FINRA also advises that while a firm is not required to monitor third-party posts, it has observed through its discussions with the task force that many firms monitor third-party posts on firm websites. The purpose of such monitoring includes, but is not limited to:

  • Avoiding appearance of adoption of a third-party post;
  • Addressing copyright issues; and
  • Assisting in compliance with safe harbor for blocking and screening offensive material under the Communications Decency Act.

Other best practice suggestions by task force members include:

  • Establishing appropriate guidelines for customers and other third parties that are permitted to post on firm-sponsored websites;
  • Establishing processes for screening third-party content based on the expected usage and frequency of third-party posts; and
  • Disclosing firm policies regarding its responsibility for third-party posts.  

Compliance Risks

Although FINRA has provided some guidance with respect to the use of electronic interactive forums, member firms remain reluctant to use social media. This reluctance must in part be a result of both real and perceived obstacles faced by member firms in using social media. A good portion of the existing guidance concentrates on whether a communication requires prior approval, but all communications will remain subject to other FINRA rules regarding content, such as the suitability rules, and rules relating to recommendations. Member firms may believe that it is best to wait for additional guidance before they allow their advisers to use a communication medium that may be accessed so quickly. The quick and ready access of social media may easily result in the delivery of communications without due care or proper supervision. We have all sent an e-mail and regretted sending it moments later. When we do so, it is embarrassing or uncomfortable. When a member firm employee does so, it may lead to enterprise-wide liability or reputational issues. The anticipated additional guidance from the task force will be welcomed by member firms and should result in such firms finding ways to use social media effectively.

Conclusion

Within the wider securities industry, industry participants have adopted social media practices, and have considered the securities laws and regulations when doing so.

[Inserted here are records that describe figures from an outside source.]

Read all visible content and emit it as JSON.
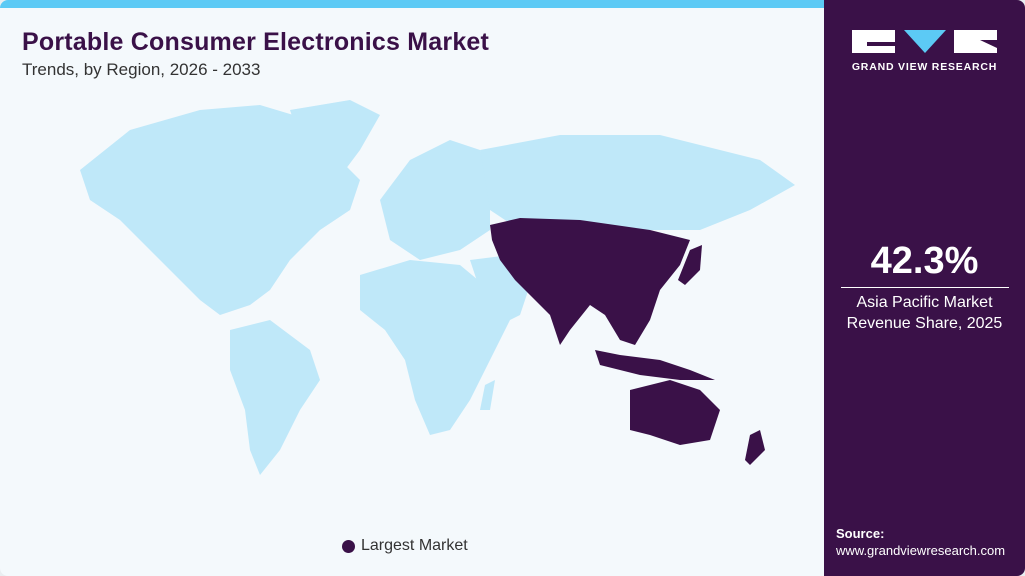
{
  "header": {
    "title": "Portable Consumer Electronics Market",
    "subtitle": "Trends, by Region, 2026 - 2033"
  },
  "map": {
    "highlighted_region": "Asia Pacific",
    "colors": {
      "land": "#bfe8f9",
      "highlight": "#3a1148",
      "accent_bar": "#5ccaf5"
    }
  },
  "legend": {
    "label": "Largest Market"
  },
  "sidebar": {
    "brand": "GRAND VIEW RESEARCH",
    "stat_value": "42.3%",
    "stat_label_line1": "Asia Pacific Market",
    "stat_label_line2": "Revenue Share, 2025",
    "source_label": "Source:",
    "source_url": "www.grandviewresearch.com"
  }
}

A few years ago, Jonathan Schwartz, then the chief executive officer of Sun Microsystems (since acquired by Oracle), became an outspoken advocate of online communications, including, but not limited to, blogs, as a medium for public disclosure when compared to traditional disclosure methods. He was not alone. Use of social media by investor relations personnel is now widely accepted. If you open the investor relations section of the website of any large publicly traded company, there is a good chance that the page will have links for Facebook applications and a menu of various applications for sharing and “push” technology, such as RSS feeds. Many companies invite the public to follow them on Twitter and some have even sent tweets updating the public during the course of an earnings call or other corporate presentation.

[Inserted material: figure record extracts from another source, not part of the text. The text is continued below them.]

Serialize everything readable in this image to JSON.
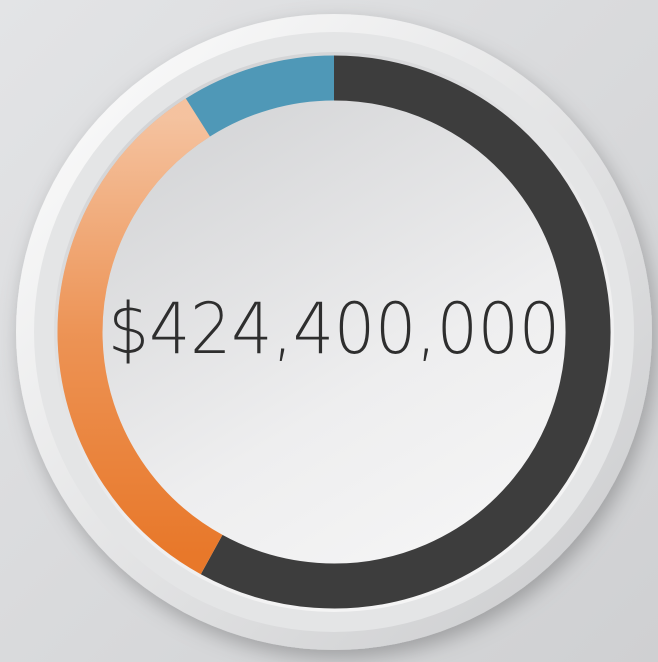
{
  "chart_data": {
    "type": "donut",
    "center_label": "$424,400,000",
    "values": [
      58,
      33,
      9
    ],
    "colors": [
      "#3d3d3d",
      "#e8782a",
      "#4f98b7"
    ]
  }
}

The SEC has not overlooked the need to promote the use of social media through regulation for publicly traded companies. In 2008, the SEC adopted Rule 14a-17, which regulates the establishment, maintenance, and operation of electronic shareholders’ forums (blogs) by shareholders, issuers or third parties on their behalf. Many public companies host blogs on their websites.

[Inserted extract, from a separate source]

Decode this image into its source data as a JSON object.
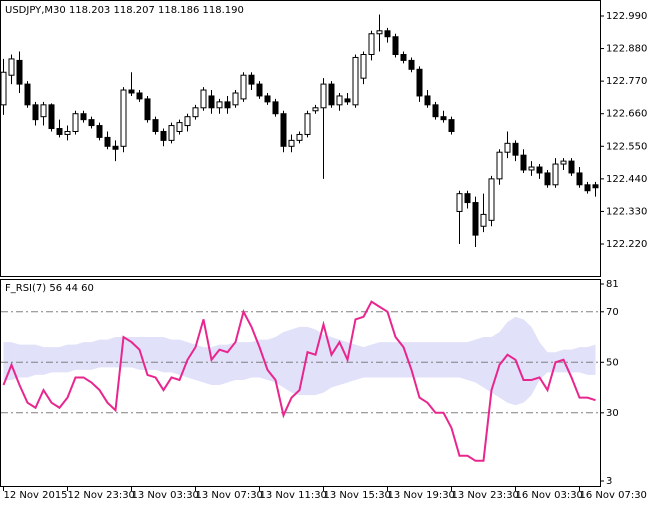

However, social media guidance for investment advisers has not advanced at the same rate and investment firms have not yet started using social media, with few exceptions. Comparing communications by member firms to communications by public companies is not necessarily a straight comparison, as the regulation of communications by members firms is more complex and based on different concerns. Still, the securities industry as a whole faces the same regulators and employs many of the same lawyers and other service providers, meaning that additional guidance, once available, should make them ready to adopt more social media resources.